L’actrice interprète aux côtés de Patrick Bruel les parents de Joseph Joffo. Elle nous parle du film tiré du livre et réalisé par Christian Duguay.
L’Arche : Le film réalisé par Christian Duguay semble être non pas un remake du film de Doillon mais une adaptation plus fidèle au livre.
Elsa Zylberstein : J’avoue ne pas avoir vu le film de Doillon. Le livre se trouvait dans la bibliothèque de mes parents. Il faisait partie de ma vie. Mes parents tenaient à ce que je le lise. On en avait aussi parlé à l’école. Lorsque Christian Duguay m’a contactée et m’a demandé de le rencontrer, je me suis replongée dans le livre. Dans cette histoire et mon imaginaire. Même Christian souhaitait que je reste sur le livre et que j’évite de voir le film précédent.
Il y a dans le livre et dans le film l’image du père fort mais aussi celle de la mère forte. Ces deux personnages qui doivent donner aux enfants le courage de partir.
C’est une belle histoire de transmission, de confiance. Il faut avoir la force de dire à ses enfants « allez vous-en ! ». C’est un couple d’artistes au départ. On le voit avec la scène du violon. Des artistes itinérants qui possèdent cette dimension et puis surtout qui s’aiment de manière très belle. Quand ils disent à leurs enfants de s’en aller, c’est l’histoire qui se répète pour eux.
Les deux ont vécu cela. Sa mère avait organisé un groupe tzigane en fuyant les pogroms, partant sur les routes des grandes villes européennes. Ce sentiment de l’urgence du départ et de se dire « on n’est pas sûr de survivre tous ensemble, mais vous, au moins, devez partir ».
Exactement. Pour les générations à venir, pour votre survie et la transmission. Pour que ceux qui vous suivront soient aussi au courant. Comme on peut aussi le voir dans le très beau livre de Marceline Loridan-Ivens, Et tu n’es pas revenu.
Comment se fait-il, selon vous, que le livre Un sac de billes touche autant de générations ?
On retrouve un côté universel dans le roman. Cette histoire qui peut se répéter. Au-delà de la guerre et d’une période de chaos, on voit la dimension humaine. Comment la France a été envahie. Comment certains ont collaboré et d’autres résisté. Comment on survit à l’horreur en s’en allant et en laissant tout derrière soi. Cette fuite brutale est un phénomène qui se répète dans l’histoire comme on le voit aujourd’hui. Ce sont des histoires de vie, de survie qui sont communes à l’humanité.

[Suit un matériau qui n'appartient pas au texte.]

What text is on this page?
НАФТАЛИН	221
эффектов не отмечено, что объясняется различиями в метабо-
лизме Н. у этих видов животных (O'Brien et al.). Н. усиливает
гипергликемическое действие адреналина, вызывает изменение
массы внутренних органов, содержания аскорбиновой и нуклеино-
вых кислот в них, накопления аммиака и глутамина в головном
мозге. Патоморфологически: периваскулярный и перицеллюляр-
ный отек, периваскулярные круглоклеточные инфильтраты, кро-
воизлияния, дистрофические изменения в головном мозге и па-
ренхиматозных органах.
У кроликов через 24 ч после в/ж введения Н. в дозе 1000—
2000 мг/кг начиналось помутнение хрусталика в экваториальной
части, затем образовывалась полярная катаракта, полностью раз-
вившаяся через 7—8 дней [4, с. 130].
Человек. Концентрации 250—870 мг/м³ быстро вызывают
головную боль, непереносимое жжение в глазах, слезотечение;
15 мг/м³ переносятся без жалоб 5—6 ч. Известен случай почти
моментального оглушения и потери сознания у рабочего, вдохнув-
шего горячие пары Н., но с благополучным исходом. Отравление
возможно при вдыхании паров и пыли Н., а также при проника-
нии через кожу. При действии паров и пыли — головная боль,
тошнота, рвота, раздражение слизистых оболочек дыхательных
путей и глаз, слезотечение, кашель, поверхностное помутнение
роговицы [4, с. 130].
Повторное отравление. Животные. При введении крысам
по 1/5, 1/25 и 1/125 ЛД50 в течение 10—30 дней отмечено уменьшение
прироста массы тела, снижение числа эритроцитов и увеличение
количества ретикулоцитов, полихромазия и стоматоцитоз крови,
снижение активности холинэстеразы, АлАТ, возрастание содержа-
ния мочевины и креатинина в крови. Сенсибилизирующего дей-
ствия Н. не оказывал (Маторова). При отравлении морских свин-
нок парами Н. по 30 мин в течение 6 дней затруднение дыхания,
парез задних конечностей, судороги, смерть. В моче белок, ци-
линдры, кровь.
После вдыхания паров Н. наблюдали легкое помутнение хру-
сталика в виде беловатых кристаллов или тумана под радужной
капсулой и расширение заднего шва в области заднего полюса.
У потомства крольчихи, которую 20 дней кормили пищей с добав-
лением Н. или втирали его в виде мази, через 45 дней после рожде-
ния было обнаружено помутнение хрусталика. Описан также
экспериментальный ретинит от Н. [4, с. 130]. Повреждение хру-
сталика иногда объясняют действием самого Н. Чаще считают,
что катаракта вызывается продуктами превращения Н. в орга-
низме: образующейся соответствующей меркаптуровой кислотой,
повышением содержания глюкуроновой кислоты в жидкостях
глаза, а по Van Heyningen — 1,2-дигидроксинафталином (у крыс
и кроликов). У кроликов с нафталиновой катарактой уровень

On ressent dans l’histoire l’étonnement que cela puisse arriver en France. Les Joffo sont très attachés à la France et aux valeurs qu’elle défend, comme l’explique Roman Joffo à Joseph lorsqu’ils passent devant les mots « Liberté, Égalité, Fraternité » inscrits sur le mur de la Mairie du 19e. Pour eux, ce fut inconcevable.
C’est pour cela qu’on y retrouve une résonance avec ce qui se passe aujourd’hui. Les immigrés qui sont venus ici et qui ont cru à cet Eldorado que représentait la France. C’était leur refuge, leur espoir.
Faut-il, aujourd’hui, encore plus insister sur ces valeurs face à tous les dangers contemporains ?
Évidemment que c’est important. Ce n’est pas dans l’exclusion et dans les extrêmes que l’on va s’en sortir.
Joseph et Maurice passent d’une enfance perdue à l’âge adulte, leur adolescence étant volée. Le film montre bien cette précipitation vertigineuse.
L’adversité force une conscience du monde et une lucidité par rapport à l’horreur. Une obligation de se prendre en main. Très jeunes, on leur demande d’agir en adultes. On voit dans le film comment cette réalité se mêle parfois avec leurs querelles d’enfants. C’est ça aussi qui est beau dans cette œuvre. C’est un film très populaire au sens noble du terme.
Comment s’est passé le tournage ?
Cette rencontre fut merveilleuse. Christian Duguay un grand metteur en scène. Il cadre lui-même, ce qui est un plus pour les acteurs. Il est proche de ton émotion. Il te parle pendant qu’il tourne. Il a ce côté nord-américain où il sait comment raconter une histoire et il a ce côté européen où il est proche des êtres. J’étais très heureuse que le film se refasse, avec lui. Il était très présent avec les enfants. Il ne les a pas lâchés, proche de leur cœur et de leur âme. D’autant plus que ce sont des rôles très difficiles, que les enfants interprètent de manière fabuleuse.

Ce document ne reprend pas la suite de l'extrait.